Der Schiedsrichter: Cüneyt Cakir. Ließ die Spieler an der langen Leine und zog erst in der zweiten Halbzeit die erste Gelbe Karte. Als das Spiel etwas ruppiger wurde, wich er somit zur richtigen Zeit von seiner Linie ab. Fehlentscheidungen schlichen sich kaum ein. Die Elfmeter-Szene in der 89. Minute fiel ihm nicht auf.

Das fiel auf:

  • Beide Teams hielten sich speziell in der Anfangsphase mit aggressivem Pressing zurück. Beim Spielaufbau wurde der Gegner meist komplett in Ruhe gelassen, erst hinter der Mittellinie wurde attackiert.
  • Verratti, Luiz und Matuidi verdichteten bei gegnerischem Ballbesitz das Zentrum vor der Abwehr. Da sich zudem die Flügelstürmer Cavani und Lavezzi diszipliniert zurückfallen ließen, entstand bei sämtlichen Chelsea-Angriffen eine massive Fünferkette, an der sich die Engländer die Zähne ausbissen. In der ersten halben Stunde gewannen die Blues nur 33 Prozent aller Zweikämpfe und mussten bis zur 36. Minute auf die erste Chance warten - die war dann direkt drin.

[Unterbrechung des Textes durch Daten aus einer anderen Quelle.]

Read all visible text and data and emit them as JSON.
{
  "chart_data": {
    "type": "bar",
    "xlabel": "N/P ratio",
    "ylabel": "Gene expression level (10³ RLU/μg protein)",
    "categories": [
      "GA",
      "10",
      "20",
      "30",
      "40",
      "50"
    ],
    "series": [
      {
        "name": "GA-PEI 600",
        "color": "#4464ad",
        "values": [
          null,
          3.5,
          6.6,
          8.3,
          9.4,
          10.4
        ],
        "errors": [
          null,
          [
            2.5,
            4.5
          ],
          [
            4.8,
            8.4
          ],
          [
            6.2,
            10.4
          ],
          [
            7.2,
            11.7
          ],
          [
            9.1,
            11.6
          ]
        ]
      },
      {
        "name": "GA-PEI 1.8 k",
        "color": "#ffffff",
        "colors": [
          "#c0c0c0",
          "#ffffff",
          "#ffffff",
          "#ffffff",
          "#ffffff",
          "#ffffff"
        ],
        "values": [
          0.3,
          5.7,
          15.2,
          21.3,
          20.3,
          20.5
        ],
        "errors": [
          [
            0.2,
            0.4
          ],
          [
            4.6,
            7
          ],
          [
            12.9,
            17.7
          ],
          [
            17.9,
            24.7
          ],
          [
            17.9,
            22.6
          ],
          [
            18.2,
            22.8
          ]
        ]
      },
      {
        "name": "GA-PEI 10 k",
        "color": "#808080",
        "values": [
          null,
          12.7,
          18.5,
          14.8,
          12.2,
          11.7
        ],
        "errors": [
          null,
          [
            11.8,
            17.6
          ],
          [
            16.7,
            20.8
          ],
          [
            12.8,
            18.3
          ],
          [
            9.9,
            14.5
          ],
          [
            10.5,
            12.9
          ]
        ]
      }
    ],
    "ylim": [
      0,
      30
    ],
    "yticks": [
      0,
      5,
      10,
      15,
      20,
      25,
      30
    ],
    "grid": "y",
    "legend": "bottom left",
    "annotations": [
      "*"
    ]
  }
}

  • Die Führung spielte der Taktik der Engländer zumindest bis Halbzeit in die Karten. Die Blues zogen sich weit zurück, um an vorderster Front mit Costa und Fabregas meist erst 25 Meter vor dem eigenen Tor anzugreifen.
  • Paris löste nach der Pause in der Offensive die Handbremse, attackierte deutlich früher und wirbelte somit die sonst so disziplinierte Blues-Hintermannschaft ungewöhnlich häufig durcheinander. Bei den Engländern schlichen sich zudem ungewöhnlich viele Stellungsfehler und Fehlpässe ein. Bezeichnend, dass Chelsea das erste Kopfball-Gegentor der Saison bekam.
  • In der Offensive gelang Chelsea eigentlich gar nichts. Costa bekam keinen Fuß auf den Platz, die eigentlichen Antreiber des Spiels, Fabregas und Hazard, wurden vom massiven Mittelfeld komplett aus dem Spiel genommen. Weniger Torschüsse als heute gab Chelsea in dieser CL-Saison nur gegen Basel ab. In der zweiten Halbzeit gab's keinen einzigen Schuss aufs gegnerische Gehäuse.